Dégradé de ses fonctions de capitaine de l'armée française en 1894 pour avoir divulgué des secrets militaires à l'Allemagne, Alfred Dreyfus est réhabilité par la Cour de cassation de Rennes.
Après avoir effectué cinq ans de bagne en Guyane, il s'était vu déclaré coupable de haute trahison en 1899 et condamné à 10 ans de prison.
Pourtant, toutes les preuves attestaient de son innocence et de la culpabilité d'un autre officier, le commandant Esterházy.

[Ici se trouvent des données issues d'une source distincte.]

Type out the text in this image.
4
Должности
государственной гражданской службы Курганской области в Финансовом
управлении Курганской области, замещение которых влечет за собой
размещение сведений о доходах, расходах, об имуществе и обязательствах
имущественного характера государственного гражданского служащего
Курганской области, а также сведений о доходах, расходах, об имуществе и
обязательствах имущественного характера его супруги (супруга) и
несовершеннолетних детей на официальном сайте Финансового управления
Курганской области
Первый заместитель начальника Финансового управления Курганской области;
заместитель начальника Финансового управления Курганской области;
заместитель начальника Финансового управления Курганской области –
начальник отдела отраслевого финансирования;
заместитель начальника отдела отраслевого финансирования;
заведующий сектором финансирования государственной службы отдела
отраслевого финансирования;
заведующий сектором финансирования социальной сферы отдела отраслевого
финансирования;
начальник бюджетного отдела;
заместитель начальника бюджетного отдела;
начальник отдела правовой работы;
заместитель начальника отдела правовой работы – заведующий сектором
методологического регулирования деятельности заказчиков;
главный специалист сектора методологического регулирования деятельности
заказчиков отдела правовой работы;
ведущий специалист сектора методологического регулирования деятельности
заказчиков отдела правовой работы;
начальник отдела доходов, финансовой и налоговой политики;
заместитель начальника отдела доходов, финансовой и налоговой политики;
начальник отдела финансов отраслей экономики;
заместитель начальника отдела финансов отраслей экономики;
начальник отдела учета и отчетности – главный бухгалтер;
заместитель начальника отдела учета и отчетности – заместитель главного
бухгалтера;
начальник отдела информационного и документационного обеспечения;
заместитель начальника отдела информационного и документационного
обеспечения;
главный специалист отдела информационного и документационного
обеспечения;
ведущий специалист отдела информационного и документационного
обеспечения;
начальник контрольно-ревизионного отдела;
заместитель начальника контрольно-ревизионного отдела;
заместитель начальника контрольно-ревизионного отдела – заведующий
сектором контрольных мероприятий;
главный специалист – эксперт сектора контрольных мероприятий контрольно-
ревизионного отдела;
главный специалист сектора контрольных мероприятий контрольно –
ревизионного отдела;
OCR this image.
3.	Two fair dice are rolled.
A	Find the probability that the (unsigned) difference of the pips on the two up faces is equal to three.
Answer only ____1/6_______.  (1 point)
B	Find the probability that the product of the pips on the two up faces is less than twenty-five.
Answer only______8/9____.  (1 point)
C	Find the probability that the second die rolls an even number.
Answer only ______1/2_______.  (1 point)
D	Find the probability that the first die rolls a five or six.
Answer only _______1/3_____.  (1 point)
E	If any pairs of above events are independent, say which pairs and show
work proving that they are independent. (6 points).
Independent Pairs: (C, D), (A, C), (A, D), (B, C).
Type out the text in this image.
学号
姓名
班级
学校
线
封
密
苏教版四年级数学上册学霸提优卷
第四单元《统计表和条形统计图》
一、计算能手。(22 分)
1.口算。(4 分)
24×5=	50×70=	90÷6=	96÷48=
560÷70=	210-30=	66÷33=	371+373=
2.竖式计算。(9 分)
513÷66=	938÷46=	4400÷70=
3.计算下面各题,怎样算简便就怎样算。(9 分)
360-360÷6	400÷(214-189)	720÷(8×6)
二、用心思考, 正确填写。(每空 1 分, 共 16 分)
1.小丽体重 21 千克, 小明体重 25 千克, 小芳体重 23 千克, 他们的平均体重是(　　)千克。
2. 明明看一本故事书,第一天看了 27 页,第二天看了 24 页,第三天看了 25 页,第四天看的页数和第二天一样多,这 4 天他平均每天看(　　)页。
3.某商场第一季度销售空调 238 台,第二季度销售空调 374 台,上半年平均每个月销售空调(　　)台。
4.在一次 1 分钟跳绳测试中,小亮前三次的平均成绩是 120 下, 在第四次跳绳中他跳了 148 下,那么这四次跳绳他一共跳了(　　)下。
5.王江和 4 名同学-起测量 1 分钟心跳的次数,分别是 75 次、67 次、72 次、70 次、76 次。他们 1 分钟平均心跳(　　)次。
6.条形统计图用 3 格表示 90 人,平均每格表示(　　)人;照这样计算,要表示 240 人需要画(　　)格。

Le jeudi 12 juillet 1906, la Cour de cassation, sous la présidence du Premier président Ballot-Beaupré, cassant l'arrêt du conseil de guerre de Rennes, réhabilite Dreyfus :
Attendu, sans aucun doute, que, sinon devant le Conseil de guerre de Rennes, du moins autour de lui, dans la presse et dans le public, un bruit avait été répandu, d'après lequel la pièce, présentée comme étant le Bordereau saisi, ne serait que la copie sur papier pelure du Bordereau original portant de la main d'un souverain étranger une annotation accusatrice contre Dreyfus ;
Mais attendu que, dans leurs dépositions reçues sous la foi du serment en 1904, cette allégation (ainsi que celle d'une prétendue lettre du même souverain) a été absolument démentie par le Président Casimir-Perier, les généraux Mercier, Billot, Zurlinden, de Boisdeffre, Gonse, Roget, les lieutenants-colonels Picquart, du Paty de Clam, Rollin, et les autres officiers du service de renseignements, que le général Mercier a dit notamment : "C'est une légende complètement inexacte, rien, rien, rien n'a pu y donner lieu" ; que cette légende doit être mise à néant ;
Attendu, en dernière analyse, que de l'accusation portée contre Dreyfus, rien ne reste debout ; et que l'annulation du jugement du Conseil de guerre ne laisse rien subsister qui puisse à sa charge être qualifié crime ou délit ;
Attendu, dès lors, que par application du paragraphe final de l'article 445 aucun renvoi ne doit être prononcé ;
Par ces motifs,
Annule le jugement du Conseil de guerre de Rennes qui, le 9 septembre 1889, a condamné Dreyfus à dix ans de détention et à la dégradation militaire, par application des art ; 76 et 463 C pén. et 1er de la loi du 8 juin 1850 ;
Dit que c'est par erreur et à tort que cette condamnation a été prononcée ;
Donne acte à Dreyfus de ce qu'il déclare renoncer à demander l'indemnité pécuniaire que l'art. 446 C inst. crim. permettait de lui allouer ;
Ordonne qu'en conformité de cet article le présent arrêt sera affiché à Paris et à Rennes et sera inséré au Journal Officiel, ainsi que dans cinq journaux, au choix de Dreyfus ;
Autorise Dreyfus à le faire publier aux frais du Trésor et au taux des insertions légales dans cinquante journaux de Paris et de province, à son choix ; Ordonne que l'arrêt sera transcrit sur les registres du Conseil de guerre de Rennes et que mention en sera faite en marge de la décision annulée. |
Dès le lendemain, 13 juillet, Eugène Etienne, ministre de la guerre, dépose sur le bureau de la Chambre des députés deux projets de loi : l'un portant réintégration dans les cadres de l'armée du capitaine d'artillerie Dreyfus avec le grade de chef d'escadron, et l'autre réintégrant le lieutenant-colonel d'infanterie Picquart, avec le grade de général de brigade.
Le 20 juillet, le commandant Dreyfus est nommé chevalier de la Légion d'honneur, lors d’une cérémonie à l’Ecole militaire.